MEDENİYET VE KIBRISLI TÜRKLER
Güney Kıbrıs’ın eski Maliye Bakanı’na yapılanlar ise çağımızda artık bir medeniyet ayıbı sayılacak cinsten. Bir insanı cinsel tercihi yüzünden teşhir edip aşağılamak, günümüz dünyasında yemek yerken çatal bıçak kullanmamaktan daha düşük bir medeniyet seviyesine işaret ediyor. Birçok Avrupa ülkesinde ise, bir kişiye cinsel tercihi yüzünden bu tür bir ayrımcılık ve aşağılama yapmak ağırlaştırılmış bir suç. ‘Eşcinsel olmayan’ Kıbrıslı Türkler olarak, eşcinselleri aşağıladığımız zaman üzerimizdeki ambargolar ortadan kalkmayacak, kimlik sorunumuz, nüfus sorunumuz, “beslemelik” sorunumuz çözülmeyecek. Olacak olan tek şey aynen başkalarının bize yaptığı gibi, insanları haksız yere, kimliklerine de hakaret ederek, ezmek olacak. Tarih ezildiğini iddia eden halkların, başka toplulukları ezmesi kadar trajik bir şey daha görmemiştir herhalde.
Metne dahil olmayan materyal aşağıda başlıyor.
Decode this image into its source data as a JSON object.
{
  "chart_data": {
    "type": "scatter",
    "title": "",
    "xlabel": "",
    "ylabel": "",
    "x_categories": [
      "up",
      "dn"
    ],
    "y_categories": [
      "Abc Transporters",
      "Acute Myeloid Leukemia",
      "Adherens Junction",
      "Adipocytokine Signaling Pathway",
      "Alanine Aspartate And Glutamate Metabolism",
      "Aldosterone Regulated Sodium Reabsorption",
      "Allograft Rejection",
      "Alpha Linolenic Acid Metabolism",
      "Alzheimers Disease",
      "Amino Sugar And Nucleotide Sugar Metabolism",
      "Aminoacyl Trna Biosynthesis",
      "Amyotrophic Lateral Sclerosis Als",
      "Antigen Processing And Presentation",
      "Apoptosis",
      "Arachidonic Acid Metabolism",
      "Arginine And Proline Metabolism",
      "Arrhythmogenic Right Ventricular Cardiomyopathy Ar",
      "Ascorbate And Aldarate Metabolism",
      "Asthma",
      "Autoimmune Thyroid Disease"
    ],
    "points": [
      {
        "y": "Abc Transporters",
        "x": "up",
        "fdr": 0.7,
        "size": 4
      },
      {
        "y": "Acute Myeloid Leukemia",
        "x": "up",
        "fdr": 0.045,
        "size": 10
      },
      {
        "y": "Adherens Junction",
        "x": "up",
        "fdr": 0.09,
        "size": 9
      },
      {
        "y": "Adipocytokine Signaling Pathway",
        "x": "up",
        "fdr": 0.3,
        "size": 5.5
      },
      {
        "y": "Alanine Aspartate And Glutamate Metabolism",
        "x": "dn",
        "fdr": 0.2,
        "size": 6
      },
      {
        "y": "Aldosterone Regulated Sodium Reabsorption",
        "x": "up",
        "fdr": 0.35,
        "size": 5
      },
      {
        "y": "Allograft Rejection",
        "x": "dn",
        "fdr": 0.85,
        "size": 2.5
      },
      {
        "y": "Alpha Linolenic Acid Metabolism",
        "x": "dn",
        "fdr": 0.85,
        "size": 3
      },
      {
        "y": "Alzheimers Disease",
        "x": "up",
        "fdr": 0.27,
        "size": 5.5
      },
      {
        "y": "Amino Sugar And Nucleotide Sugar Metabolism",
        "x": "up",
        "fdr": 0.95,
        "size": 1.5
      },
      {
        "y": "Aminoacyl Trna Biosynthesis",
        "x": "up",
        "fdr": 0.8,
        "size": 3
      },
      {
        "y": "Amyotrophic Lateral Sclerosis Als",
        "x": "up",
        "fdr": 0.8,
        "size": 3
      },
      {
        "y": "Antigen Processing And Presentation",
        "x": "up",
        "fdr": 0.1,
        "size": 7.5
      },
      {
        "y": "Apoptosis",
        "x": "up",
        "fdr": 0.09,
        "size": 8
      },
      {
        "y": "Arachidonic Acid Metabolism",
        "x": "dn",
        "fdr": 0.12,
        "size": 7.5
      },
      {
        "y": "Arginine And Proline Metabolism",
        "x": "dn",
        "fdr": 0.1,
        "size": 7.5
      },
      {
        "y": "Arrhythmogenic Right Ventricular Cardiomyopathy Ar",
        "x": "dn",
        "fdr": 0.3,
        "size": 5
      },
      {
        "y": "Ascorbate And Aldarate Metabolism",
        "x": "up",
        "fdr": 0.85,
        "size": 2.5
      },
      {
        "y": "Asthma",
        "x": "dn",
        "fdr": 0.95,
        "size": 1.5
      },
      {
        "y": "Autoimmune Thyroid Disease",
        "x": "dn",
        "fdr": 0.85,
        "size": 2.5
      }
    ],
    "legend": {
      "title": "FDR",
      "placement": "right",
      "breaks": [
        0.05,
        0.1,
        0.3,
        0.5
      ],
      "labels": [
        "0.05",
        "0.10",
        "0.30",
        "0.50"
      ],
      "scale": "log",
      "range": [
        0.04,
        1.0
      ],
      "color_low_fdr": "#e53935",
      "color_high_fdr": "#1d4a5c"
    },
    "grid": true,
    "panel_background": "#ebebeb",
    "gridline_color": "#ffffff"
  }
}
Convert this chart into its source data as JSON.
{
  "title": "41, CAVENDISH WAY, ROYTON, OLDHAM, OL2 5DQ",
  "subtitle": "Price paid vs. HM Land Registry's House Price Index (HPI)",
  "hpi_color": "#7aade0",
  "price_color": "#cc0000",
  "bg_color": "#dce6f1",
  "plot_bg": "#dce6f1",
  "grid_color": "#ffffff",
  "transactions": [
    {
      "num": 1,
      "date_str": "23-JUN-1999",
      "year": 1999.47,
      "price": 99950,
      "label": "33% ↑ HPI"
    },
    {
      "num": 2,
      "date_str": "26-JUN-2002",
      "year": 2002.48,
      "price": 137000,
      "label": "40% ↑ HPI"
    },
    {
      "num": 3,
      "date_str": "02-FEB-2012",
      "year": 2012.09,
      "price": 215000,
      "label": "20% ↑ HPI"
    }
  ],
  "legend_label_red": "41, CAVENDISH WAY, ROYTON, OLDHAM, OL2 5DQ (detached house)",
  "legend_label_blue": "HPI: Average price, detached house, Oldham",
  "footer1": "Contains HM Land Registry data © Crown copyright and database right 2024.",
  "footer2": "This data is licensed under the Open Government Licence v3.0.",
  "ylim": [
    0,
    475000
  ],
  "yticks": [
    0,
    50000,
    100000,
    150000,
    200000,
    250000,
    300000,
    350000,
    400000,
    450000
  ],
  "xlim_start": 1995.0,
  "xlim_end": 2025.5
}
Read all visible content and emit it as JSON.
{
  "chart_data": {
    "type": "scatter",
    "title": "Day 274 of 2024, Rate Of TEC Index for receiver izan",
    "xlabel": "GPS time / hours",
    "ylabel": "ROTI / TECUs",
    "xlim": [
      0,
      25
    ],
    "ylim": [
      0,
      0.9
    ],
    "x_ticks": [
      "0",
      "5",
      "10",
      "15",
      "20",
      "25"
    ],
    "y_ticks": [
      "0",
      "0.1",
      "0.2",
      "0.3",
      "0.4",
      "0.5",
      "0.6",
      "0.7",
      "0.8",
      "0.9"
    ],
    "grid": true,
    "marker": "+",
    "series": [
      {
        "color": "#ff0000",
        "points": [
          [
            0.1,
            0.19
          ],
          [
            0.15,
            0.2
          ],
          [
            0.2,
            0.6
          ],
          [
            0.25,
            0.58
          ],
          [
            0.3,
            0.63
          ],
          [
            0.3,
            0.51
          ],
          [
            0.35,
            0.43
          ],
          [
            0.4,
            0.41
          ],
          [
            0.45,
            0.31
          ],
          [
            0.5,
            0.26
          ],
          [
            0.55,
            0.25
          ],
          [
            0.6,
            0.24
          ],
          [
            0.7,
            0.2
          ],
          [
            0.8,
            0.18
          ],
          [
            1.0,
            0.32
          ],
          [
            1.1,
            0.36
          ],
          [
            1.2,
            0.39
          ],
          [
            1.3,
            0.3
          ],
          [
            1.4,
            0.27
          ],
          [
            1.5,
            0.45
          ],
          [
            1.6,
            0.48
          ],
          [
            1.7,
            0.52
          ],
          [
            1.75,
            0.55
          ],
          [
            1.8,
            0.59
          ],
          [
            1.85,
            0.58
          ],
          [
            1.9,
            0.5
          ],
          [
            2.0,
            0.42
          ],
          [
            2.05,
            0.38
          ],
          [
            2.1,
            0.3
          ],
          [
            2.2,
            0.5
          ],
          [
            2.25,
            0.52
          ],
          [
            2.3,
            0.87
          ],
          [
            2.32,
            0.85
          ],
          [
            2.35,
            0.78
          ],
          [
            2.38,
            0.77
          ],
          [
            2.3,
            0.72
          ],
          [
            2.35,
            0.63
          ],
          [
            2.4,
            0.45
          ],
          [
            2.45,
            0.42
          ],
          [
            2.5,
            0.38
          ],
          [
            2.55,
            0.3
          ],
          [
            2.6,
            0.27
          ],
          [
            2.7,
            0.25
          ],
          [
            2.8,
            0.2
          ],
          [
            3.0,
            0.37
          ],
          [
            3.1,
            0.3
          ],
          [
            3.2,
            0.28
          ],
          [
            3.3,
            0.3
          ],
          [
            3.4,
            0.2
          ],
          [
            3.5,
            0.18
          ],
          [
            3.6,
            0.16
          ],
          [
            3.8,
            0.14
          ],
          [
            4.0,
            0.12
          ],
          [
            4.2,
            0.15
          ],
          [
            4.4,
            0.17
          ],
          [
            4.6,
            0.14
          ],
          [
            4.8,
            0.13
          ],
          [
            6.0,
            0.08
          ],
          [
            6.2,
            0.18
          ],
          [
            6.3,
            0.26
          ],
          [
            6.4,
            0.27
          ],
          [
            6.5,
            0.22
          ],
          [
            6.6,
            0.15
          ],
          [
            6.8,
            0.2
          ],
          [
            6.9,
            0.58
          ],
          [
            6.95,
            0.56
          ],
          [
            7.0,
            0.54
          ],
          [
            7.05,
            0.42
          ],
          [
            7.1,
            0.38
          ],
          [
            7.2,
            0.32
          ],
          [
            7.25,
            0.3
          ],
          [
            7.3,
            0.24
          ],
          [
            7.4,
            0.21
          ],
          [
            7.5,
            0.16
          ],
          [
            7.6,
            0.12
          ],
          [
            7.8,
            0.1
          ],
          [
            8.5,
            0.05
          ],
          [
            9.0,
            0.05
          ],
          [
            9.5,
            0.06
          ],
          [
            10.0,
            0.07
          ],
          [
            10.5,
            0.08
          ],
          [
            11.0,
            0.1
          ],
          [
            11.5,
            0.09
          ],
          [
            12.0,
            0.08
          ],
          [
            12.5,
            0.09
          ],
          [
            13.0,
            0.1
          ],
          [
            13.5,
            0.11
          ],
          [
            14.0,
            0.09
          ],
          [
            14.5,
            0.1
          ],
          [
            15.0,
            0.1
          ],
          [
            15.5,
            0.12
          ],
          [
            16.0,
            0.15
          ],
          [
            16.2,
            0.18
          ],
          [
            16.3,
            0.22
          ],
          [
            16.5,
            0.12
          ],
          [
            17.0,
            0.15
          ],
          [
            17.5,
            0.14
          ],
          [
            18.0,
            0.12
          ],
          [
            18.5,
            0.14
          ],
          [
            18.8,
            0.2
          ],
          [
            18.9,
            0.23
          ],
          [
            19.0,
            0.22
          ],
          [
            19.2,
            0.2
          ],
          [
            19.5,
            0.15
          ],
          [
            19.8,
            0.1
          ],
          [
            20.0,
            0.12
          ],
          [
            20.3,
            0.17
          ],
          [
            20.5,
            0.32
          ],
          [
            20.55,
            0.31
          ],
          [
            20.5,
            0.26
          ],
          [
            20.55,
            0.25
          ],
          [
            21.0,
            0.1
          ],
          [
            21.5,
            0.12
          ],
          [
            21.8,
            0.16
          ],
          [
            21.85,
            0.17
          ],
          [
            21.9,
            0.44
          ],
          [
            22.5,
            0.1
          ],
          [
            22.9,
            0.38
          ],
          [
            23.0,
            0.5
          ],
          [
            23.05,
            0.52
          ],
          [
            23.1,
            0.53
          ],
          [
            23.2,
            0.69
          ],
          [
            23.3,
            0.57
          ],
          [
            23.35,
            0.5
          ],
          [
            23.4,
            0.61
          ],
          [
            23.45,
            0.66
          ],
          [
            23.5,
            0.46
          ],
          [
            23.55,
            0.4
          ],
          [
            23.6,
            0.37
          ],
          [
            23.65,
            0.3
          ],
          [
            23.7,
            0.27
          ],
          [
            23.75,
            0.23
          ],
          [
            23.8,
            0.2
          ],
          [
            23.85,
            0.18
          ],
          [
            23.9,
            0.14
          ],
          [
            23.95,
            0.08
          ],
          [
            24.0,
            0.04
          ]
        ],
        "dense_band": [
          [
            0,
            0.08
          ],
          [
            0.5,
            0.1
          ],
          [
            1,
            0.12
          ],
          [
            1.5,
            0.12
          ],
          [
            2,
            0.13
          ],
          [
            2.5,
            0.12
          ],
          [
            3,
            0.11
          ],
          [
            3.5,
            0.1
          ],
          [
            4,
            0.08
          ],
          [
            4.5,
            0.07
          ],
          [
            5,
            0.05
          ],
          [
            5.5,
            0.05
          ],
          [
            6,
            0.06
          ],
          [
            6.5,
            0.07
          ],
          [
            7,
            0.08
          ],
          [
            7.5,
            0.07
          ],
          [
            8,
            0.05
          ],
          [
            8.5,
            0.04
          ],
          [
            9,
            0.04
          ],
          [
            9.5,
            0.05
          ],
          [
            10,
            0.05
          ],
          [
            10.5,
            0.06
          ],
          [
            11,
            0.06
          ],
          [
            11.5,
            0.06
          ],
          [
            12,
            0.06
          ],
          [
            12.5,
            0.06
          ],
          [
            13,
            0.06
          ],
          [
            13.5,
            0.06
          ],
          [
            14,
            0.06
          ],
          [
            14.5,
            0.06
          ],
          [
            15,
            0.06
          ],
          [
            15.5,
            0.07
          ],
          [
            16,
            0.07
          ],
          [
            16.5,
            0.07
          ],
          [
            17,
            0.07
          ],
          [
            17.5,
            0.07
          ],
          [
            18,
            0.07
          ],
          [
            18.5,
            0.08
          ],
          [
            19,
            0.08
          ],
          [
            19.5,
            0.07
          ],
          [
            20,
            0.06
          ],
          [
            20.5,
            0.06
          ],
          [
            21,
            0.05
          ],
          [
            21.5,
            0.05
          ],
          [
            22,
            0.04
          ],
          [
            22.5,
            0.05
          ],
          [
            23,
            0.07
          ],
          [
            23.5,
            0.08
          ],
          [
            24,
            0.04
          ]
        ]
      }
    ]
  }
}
Tıpkı Naziler tarafından katledilen Yahudilerin, bugün İsrail çatısı altında Filistinlilere yaptıkları gibi.
Anlayacağınız memlekette bu aralar tatsız tuzsuz limonlar ve onların kurtulmamız gereken fosilleşmiş kabukları var... Bir de yüzümüzdeki ekşimişlik ifadesi...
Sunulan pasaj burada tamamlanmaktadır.